Editorial: Still time for lawmakers to make session memorable

Legislature has seven 7 working days
State Capitol Building in Albany.
PHOTOGRAPHER:
State Capitol Building in Albany.

Categories: Editorial, Opinion

Back in April, we gave state lawmakers a short list of things they needed to accomplish between the end of their long Easter break and the end of this year’s legislative session on June 21.

So far, with only seven working days left in the session, they’ve accomplished almost none of it.

Sure, they’ve checked off a few boxes on some easy stuff, like raising New York’s minimum marriage age from a ludicrous 14-years-old to 17. The only people who might have opposed this legislation were sex traffickers and child molesters, so changing the law was a no-brainer with no negative consequences.

And they did pass a bill that we and many citizens rights groups strongly supported that would award legal fees and court costs when a government agency frivolously denied a resident’s Freedom of Information Law request for public information. That’s a big deal, but only if the governor signs it.

But even then, they can’t get together on a bill that would make revenge porn a crime. That’s when someone, usually an ex-boyfriend, retaliates against another person, usually a woman, by posting sexually explicit photos of her on the internet without her consent. Believe it or not, that’s not a crime in New York, and it still might not be after June 21 if the Assembly doesn’t act.

That’s just the tip of the iceberg as to what should be done before all our legislators go home for the summer.

Even in the wake of a steady stream of reports detailing the cost-ineffectiveness of job-creation programs like Start-Up NY and the corruption allegations associated with projects like the Buffalo Billion, lawmakers are still stuck on passing reforms to the state’s economic development contracting process.

We editorialized in April that the Legislature should restore the state comptroller’s ability to provide independent oversight of state contract awards under the Procurement Integrity Act (A6355/S3984).

The bill would establish more controls over the process that allows state contracts to be awarded without a high-degree of scrutiny and transparency. It also would strengthen ethical requirements for vendors, purchasing agents and others. 

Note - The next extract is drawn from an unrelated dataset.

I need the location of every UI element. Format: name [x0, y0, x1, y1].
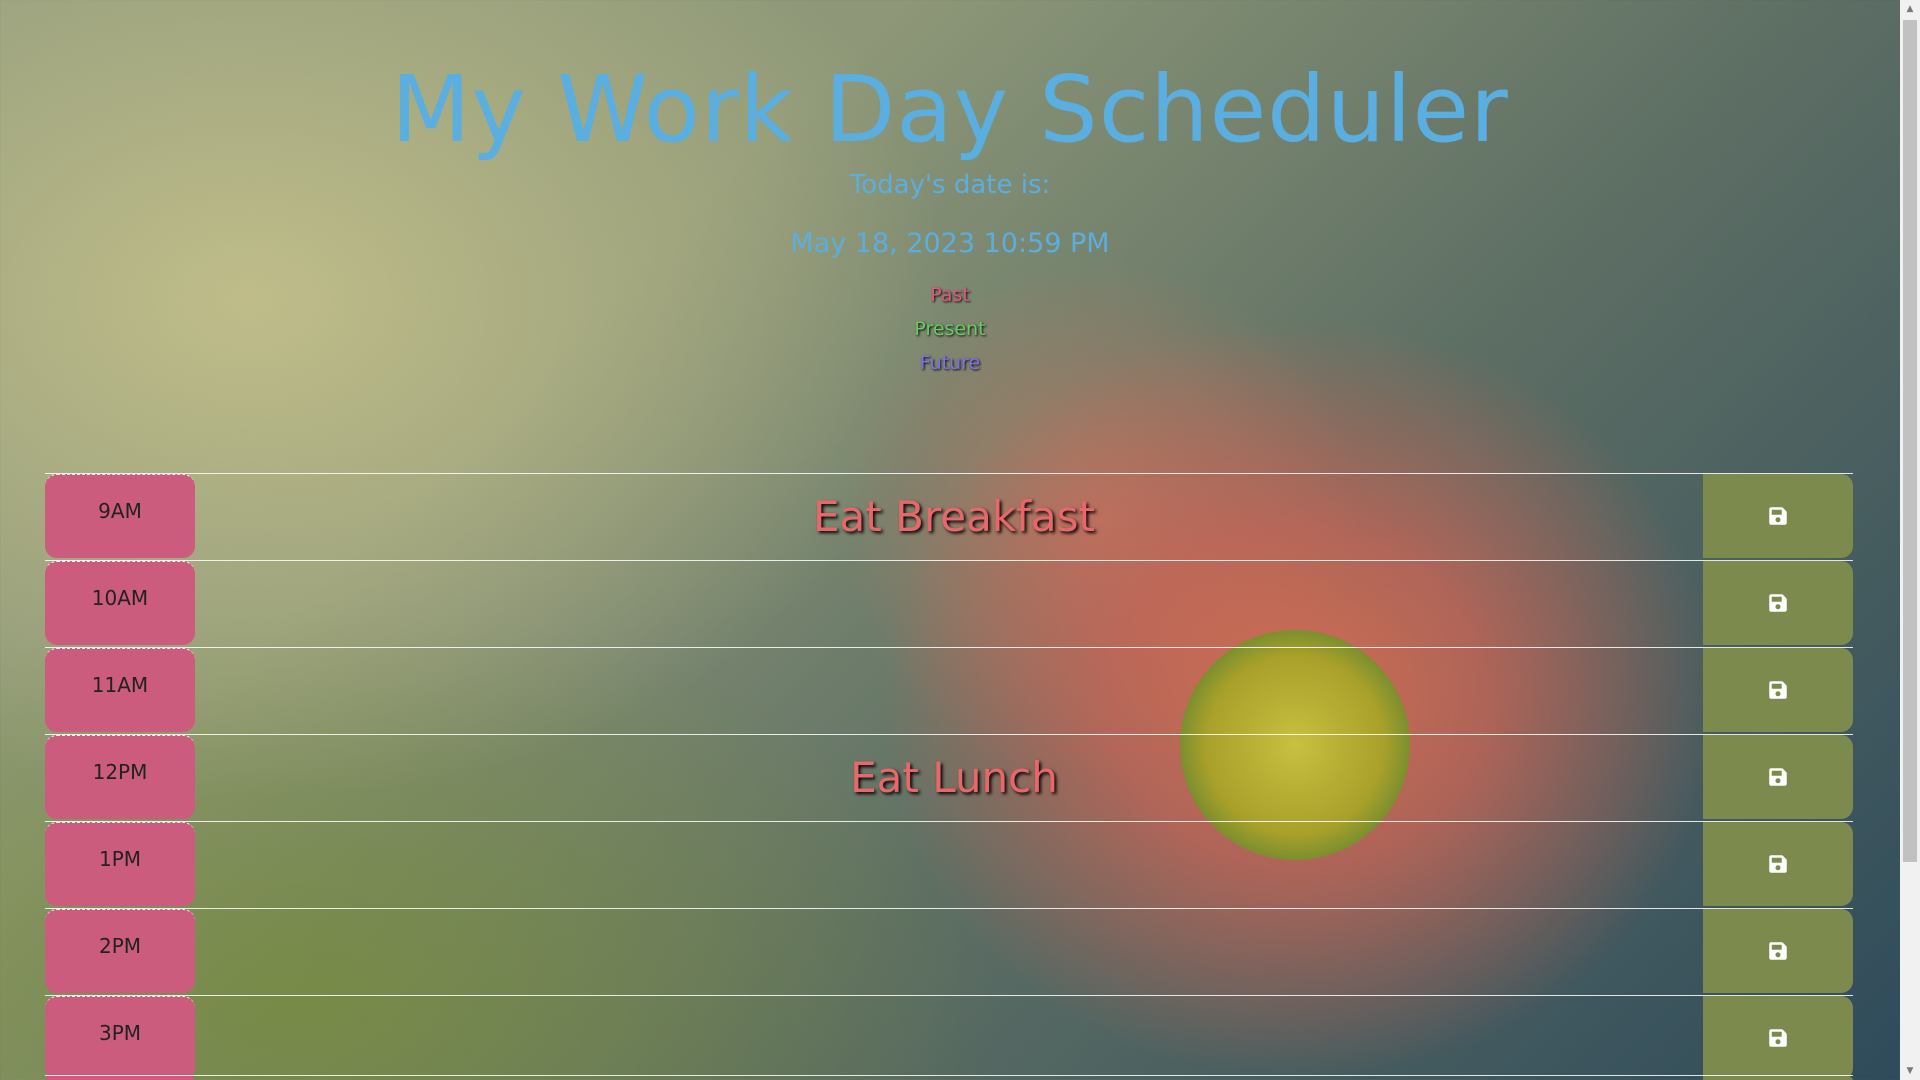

So far, the bill is still awaiting passage. Why wouldn’t a government want more oversight over contract awards if it was going to save taxpayers money, make the process more transparent and reduce the possibility of corruption? That’s a question you’ll have to ask state legislators.

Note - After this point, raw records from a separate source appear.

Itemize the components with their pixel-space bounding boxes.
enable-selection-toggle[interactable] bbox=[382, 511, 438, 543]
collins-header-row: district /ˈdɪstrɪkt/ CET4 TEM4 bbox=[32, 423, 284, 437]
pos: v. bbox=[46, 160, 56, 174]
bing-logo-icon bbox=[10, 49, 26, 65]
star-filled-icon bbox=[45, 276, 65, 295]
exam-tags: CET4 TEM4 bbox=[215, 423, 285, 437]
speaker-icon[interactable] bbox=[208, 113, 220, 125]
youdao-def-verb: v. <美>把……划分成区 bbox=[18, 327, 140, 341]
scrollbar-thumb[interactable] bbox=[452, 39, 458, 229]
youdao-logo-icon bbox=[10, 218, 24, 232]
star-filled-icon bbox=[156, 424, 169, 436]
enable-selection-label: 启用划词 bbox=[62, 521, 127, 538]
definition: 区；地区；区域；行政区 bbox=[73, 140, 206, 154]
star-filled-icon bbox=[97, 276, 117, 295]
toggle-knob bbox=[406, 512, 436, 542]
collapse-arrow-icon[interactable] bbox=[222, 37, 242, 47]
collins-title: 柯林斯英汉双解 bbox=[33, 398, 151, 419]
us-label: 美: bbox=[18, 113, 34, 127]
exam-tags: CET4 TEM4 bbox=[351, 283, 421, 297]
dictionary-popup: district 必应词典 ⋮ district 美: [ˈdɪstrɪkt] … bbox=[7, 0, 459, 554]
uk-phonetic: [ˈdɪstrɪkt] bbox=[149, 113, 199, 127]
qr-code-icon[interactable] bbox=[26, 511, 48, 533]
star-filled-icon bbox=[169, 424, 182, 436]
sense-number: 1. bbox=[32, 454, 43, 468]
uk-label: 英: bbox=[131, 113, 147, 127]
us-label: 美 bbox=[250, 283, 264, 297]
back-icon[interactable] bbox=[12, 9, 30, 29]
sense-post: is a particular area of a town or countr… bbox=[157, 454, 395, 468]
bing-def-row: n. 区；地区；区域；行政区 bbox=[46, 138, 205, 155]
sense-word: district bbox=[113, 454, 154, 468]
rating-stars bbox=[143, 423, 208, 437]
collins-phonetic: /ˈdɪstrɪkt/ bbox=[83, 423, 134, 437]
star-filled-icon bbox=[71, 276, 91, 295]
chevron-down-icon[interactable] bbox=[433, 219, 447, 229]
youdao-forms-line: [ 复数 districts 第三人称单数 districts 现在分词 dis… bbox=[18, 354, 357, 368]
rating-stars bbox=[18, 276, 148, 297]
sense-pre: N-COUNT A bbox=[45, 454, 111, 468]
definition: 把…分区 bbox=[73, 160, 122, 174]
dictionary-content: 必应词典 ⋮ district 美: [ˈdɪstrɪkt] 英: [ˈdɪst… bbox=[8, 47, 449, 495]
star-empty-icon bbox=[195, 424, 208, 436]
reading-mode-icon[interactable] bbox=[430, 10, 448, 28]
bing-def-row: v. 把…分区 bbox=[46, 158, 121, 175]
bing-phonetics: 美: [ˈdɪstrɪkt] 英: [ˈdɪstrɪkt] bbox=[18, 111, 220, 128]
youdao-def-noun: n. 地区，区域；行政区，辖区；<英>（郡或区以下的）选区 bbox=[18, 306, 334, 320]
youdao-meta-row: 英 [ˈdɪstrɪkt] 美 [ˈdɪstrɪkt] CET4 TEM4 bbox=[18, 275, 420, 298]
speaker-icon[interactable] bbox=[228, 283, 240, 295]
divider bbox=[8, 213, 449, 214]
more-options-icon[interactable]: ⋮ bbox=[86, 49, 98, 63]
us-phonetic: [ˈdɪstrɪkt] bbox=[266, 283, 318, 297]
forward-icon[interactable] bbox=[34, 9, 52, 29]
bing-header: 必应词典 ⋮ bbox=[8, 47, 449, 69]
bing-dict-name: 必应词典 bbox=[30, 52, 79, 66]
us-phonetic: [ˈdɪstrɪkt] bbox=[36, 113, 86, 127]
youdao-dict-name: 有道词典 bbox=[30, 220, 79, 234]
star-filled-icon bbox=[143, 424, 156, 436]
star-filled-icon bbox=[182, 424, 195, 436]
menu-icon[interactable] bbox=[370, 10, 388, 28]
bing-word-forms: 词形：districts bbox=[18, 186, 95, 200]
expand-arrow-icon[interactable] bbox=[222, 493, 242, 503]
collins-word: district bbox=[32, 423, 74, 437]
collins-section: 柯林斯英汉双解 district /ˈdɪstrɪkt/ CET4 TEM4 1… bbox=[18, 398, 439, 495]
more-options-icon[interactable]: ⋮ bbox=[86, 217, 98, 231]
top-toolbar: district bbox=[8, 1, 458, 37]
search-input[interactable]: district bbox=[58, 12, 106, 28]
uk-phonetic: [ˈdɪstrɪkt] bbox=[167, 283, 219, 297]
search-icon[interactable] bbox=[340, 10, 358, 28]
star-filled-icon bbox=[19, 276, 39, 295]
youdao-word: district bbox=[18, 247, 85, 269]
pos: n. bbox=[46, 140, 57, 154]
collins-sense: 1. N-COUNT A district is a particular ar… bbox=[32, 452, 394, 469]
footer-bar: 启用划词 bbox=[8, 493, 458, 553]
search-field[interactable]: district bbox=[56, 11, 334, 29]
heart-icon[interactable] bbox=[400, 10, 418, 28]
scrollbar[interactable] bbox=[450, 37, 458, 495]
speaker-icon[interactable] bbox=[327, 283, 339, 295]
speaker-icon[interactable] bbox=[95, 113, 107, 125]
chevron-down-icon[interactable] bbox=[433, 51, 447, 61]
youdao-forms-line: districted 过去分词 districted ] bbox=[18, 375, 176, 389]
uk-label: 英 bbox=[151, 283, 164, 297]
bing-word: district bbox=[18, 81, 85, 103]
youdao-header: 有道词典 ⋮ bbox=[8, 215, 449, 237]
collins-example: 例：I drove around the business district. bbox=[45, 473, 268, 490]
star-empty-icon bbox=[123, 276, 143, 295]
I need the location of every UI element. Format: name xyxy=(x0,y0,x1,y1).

Lawmakers also haven’t passed legislation to reduce or eliminate the practice of imposing mandates on local governments and school districts without providing adequate funding.

Last week, we suggested several pieces of legislation that would at least begin to alleviate the financial impact of these unfunded mandates on local taxpayers. So far, the bills are still in the wind.

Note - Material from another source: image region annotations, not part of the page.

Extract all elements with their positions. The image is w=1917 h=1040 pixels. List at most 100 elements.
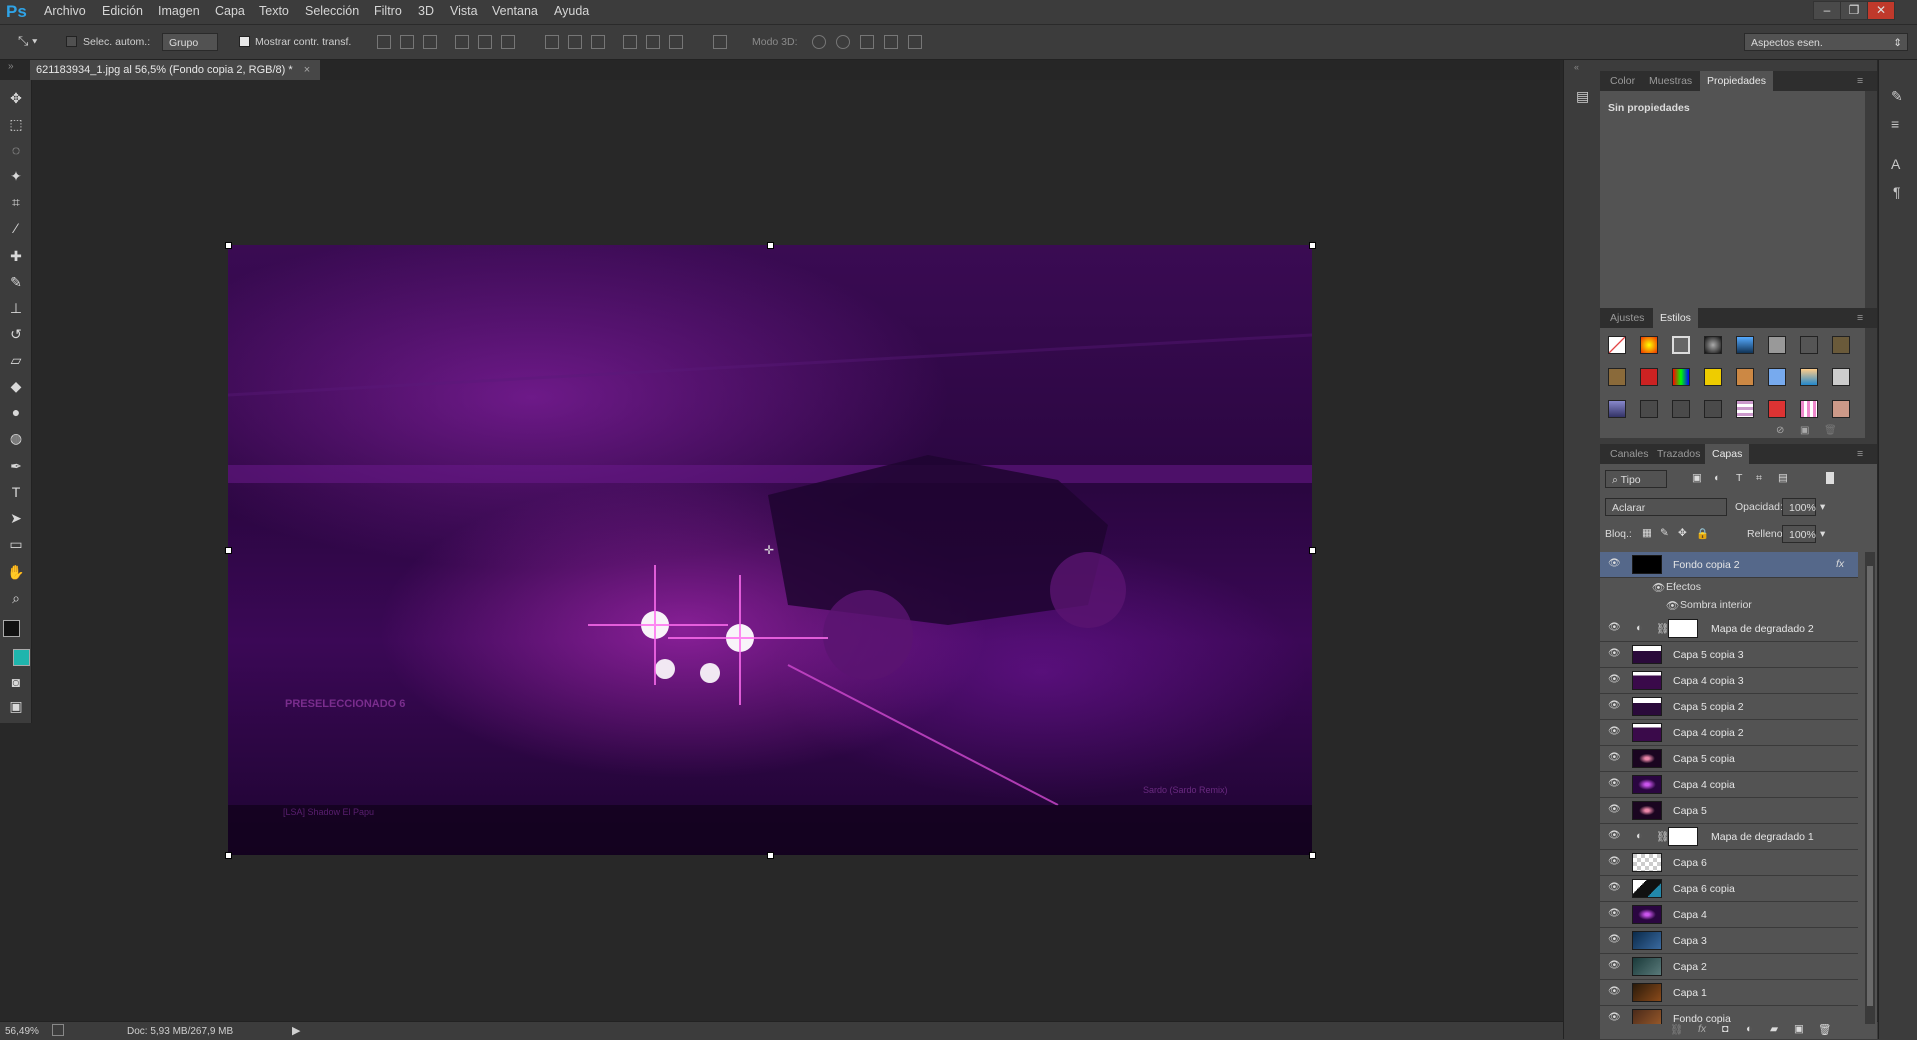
collapse-dock-icon[interactable]: «: [1574, 62, 1579, 72]
style-swatch[interactable]: [1800, 336, 1818, 354]
menu-capa[interactable]: Capa: [215, 4, 245, 18]
menu-texto[interactable]: Texto: [259, 4, 289, 18]
restore-button[interactable]: ❐: [1840, 1, 1868, 20]
layer-name[interactable]: Capa 1: [1673, 987, 1707, 999]
transform-handle-br[interactable]: [1309, 852, 1316, 859]
add-mask-icon[interactable]: ◘: [1722, 1023, 1728, 1035]
layer-row[interactable]: 👁 Fondo copia 2 fx: [1600, 552, 1858, 578]
link-layers-icon[interactable]: ⛓: [1670, 1023, 1683, 1036]
style-swatch[interactable]: [1736, 368, 1754, 386]
menu-vista[interactable]: Vista: [450, 4, 478, 18]
style-swatch[interactable]: [1832, 400, 1850, 418]
layer-name[interactable]: Capa 4 copia 2: [1673, 727, 1744, 739]
history-panel-icon[interactable]: ▤: [1576, 88, 1589, 105]
character-panel-icon[interactable]: A: [1891, 156, 1900, 172]
align-left-icon[interactable]: [455, 35, 469, 49]
style-swatch[interactable]: [1672, 336, 1690, 354]
effect-eye-icon[interactable]: 👁: [1666, 599, 1679, 612]
blur-tool-icon[interactable]: ●: [6, 402, 26, 422]
fx-icon[interactable]: fx: [1836, 558, 1844, 570]
layer-row[interactable]: 👁 Capa 6 copia: [1600, 876, 1858, 902]
layer-name[interactable]: Capa 6 copia: [1673, 883, 1735, 895]
layers-scrollbar[interactable]: [1865, 552, 1875, 1024]
distribute-bottom-icon[interactable]: [591, 35, 605, 49]
add-style-icon[interactable]: fx: [1698, 1023, 1706, 1035]
layer-row[interactable]: 👁 Capa 4 copia: [1600, 772, 1858, 798]
style-swatch[interactable]: [1672, 400, 1690, 418]
style-swatch[interactable]: [1640, 336, 1658, 354]
brush-tool-icon[interactable]: ✎: [6, 272, 26, 292]
align-vcenter-icon[interactable]: [400, 35, 414, 49]
fill-input[interactable]: 100%: [1782, 525, 1816, 543]
move-tool-icon[interactable]: ✥: [6, 88, 26, 108]
lock-position-icon[interactable]: ✥: [1678, 527, 1687, 539]
layer-row[interactable]: 👁 Capa 1: [1600, 980, 1858, 1006]
3d-pan-icon[interactable]: [860, 35, 874, 49]
paragraph-panel-icon[interactable]: ¶: [1893, 184, 1901, 200]
style-swatch[interactable]: [1736, 400, 1754, 418]
style-swatch[interactable]: [1768, 368, 1786, 386]
distribute-hcenter-icon[interactable]: [646, 35, 660, 49]
transform-handle-ml[interactable]: [225, 547, 232, 554]
filter-shape-icon[interactable]: ⌗: [1756, 472, 1762, 485]
style-swatch[interactable]: [1768, 336, 1786, 354]
collapse-toolbar-icon[interactable]: »: [8, 61, 14, 72]
hand-tool-icon[interactable]: ✋: [6, 562, 26, 582]
tab-ajustes[interactable]: Ajustes: [1603, 308, 1651, 328]
layer-name[interactable]: Capa 5: [1673, 805, 1707, 817]
clone-stamp-tool-icon[interactable]: ⊥: [6, 298, 26, 318]
panel-menu-icon[interactable]: ≡: [1850, 444, 1870, 464]
blend-mode-dropdown[interactable]: Aclarar: [1605, 498, 1727, 516]
layer-name[interactable]: Mapa de degradado 1: [1711, 831, 1814, 843]
move-tool-preset-icon[interactable]: ⤡ ▾: [18, 33, 37, 49]
quick-mask-icon[interactable]: ◙: [6, 672, 26, 692]
background-color-swatch[interactable]: [13, 649, 30, 666]
paint-bucket-tool-icon[interactable]: ◆: [6, 376, 26, 396]
menu-ventana[interactable]: Ventana: [492, 4, 538, 18]
type-tool-icon[interactable]: T: [6, 482, 26, 502]
filter-adjustment-icon[interactable]: ◐: [1714, 472, 1720, 484]
visibility-eye-icon[interactable]: 👁: [1608, 623, 1621, 633]
new-adjustment-icon[interactable]: ◐: [1746, 1023, 1752, 1035]
screen-mode-icon[interactable]: ▣: [6, 696, 26, 716]
menu-filtro[interactable]: Filtro: [374, 4, 402, 18]
zoom-level[interactable]: 56,49%: [5, 1026, 39, 1037]
visibility-eye-icon[interactable]: 👁: [1608, 675, 1621, 685]
new-style-icon[interactable]: ▣: [1800, 425, 1809, 436]
document-tab[interactable]: 621183934_1.jpg al 56,5% (Fondo copia 2,…: [30, 60, 321, 80]
minimize-button[interactable]: –: [1813, 1, 1841, 20]
filter-toggle-icon[interactable]: [1826, 472, 1834, 484]
menu-3d[interactable]: 3D: [418, 4, 434, 18]
layer-row[interactable]: 👁 Capa 4 copia 2: [1600, 720, 1858, 746]
layer-row[interactable]: 👁 Capa 4: [1600, 902, 1858, 928]
layer-row[interactable]: 👁 ◐ ⛓ Mapa de degradado 2: [1600, 616, 1858, 642]
layer-name[interactable]: Capa 4 copia 3: [1673, 675, 1744, 687]
tab-estilos[interactable]: Estilos: [1653, 308, 1698, 328]
layer-name[interactable]: Fondo copia 2: [1673, 559, 1740, 571]
3d-roll-icon[interactable]: [836, 35, 850, 49]
style-swatch[interactable]: [1800, 400, 1818, 418]
layer-row[interactable]: 👁 Capa 2: [1600, 954, 1858, 980]
distribute-left-icon[interactable]: [623, 35, 637, 49]
visibility-eye-icon[interactable]: 👁: [1608, 857, 1621, 867]
transform-handle-mr[interactable]: [1309, 547, 1316, 554]
style-swatch[interactable]: [1672, 368, 1690, 386]
clear-style-icon[interactable]: ⊘: [1776, 425, 1784, 436]
zoom-tool-icon[interactable]: ⌕: [6, 588, 26, 608]
align-right-icon[interactable]: [501, 35, 515, 49]
menu-imagen[interactable]: Imagen: [158, 4, 200, 18]
visibility-eye-icon[interactable]: 👁: [1608, 649, 1621, 659]
align-top-icon[interactable]: [377, 35, 391, 49]
distribute-right-icon[interactable]: [669, 35, 683, 49]
foreground-color-swatch[interactable]: [3, 620, 20, 637]
visibility-eye-icon[interactable]: 👁: [1608, 1013, 1621, 1023]
style-swatch[interactable]: [1832, 336, 1850, 354]
align-bottom-icon[interactable]: [423, 35, 437, 49]
layer-row[interactable]: 👁 Capa 4 copia 3: [1600, 668, 1858, 694]
3d-slide-icon[interactable]: [884, 35, 898, 49]
trash-icon[interactable]: 🗑: [1824, 425, 1837, 436]
fill-slider-icon[interactable]: ▾: [1820, 528, 1825, 540]
distribute-vcenter-icon[interactable]: [568, 35, 582, 49]
lock-all-icon[interactable]: 🔒: [1696, 527, 1709, 540]
transform-handle-bm[interactable]: [767, 852, 774, 859]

Remember when lawmakers were going to reform the rules that allow government officials to accept big-money contributions from political donors, who skirt limits on campaign contributions to help influence legislation? 

What’s been done about such reforms since the Easter break? Nada.

There are still seven business days to go until the end of the session. (They’re only slated to be in session four days this week and three the next.) Will we see action this month? Or will lawmakers once again brush over the high-level corruption scandals that have embarrassed our state these many years by not passing legislation to reform their own processes? We’re guessing it’ll be the latter. But we can hope.

A bunch of counties are awaiting approval from the Legislature to extend their sales tax rates. If they don’t get the approvals by November, local governments will have to scramble to make up the lost revenue. Since it’s unusual for the Legislature to reconvene from June to November, these extenders have to be passed within the next 10 days.

After they passed the state budget in early April, many people in state government considered this session a success. They got through an initiative to provide free SUNY tuition for in-state students and they raised aid to school districts.

But if that’s all they got done, then they’ve got no reason to boast about this year’s accomplishments.

They still have a few days to make this session memorable.

Tackling some of these initiatives would go a long way toward making that memory a positive one — for a change.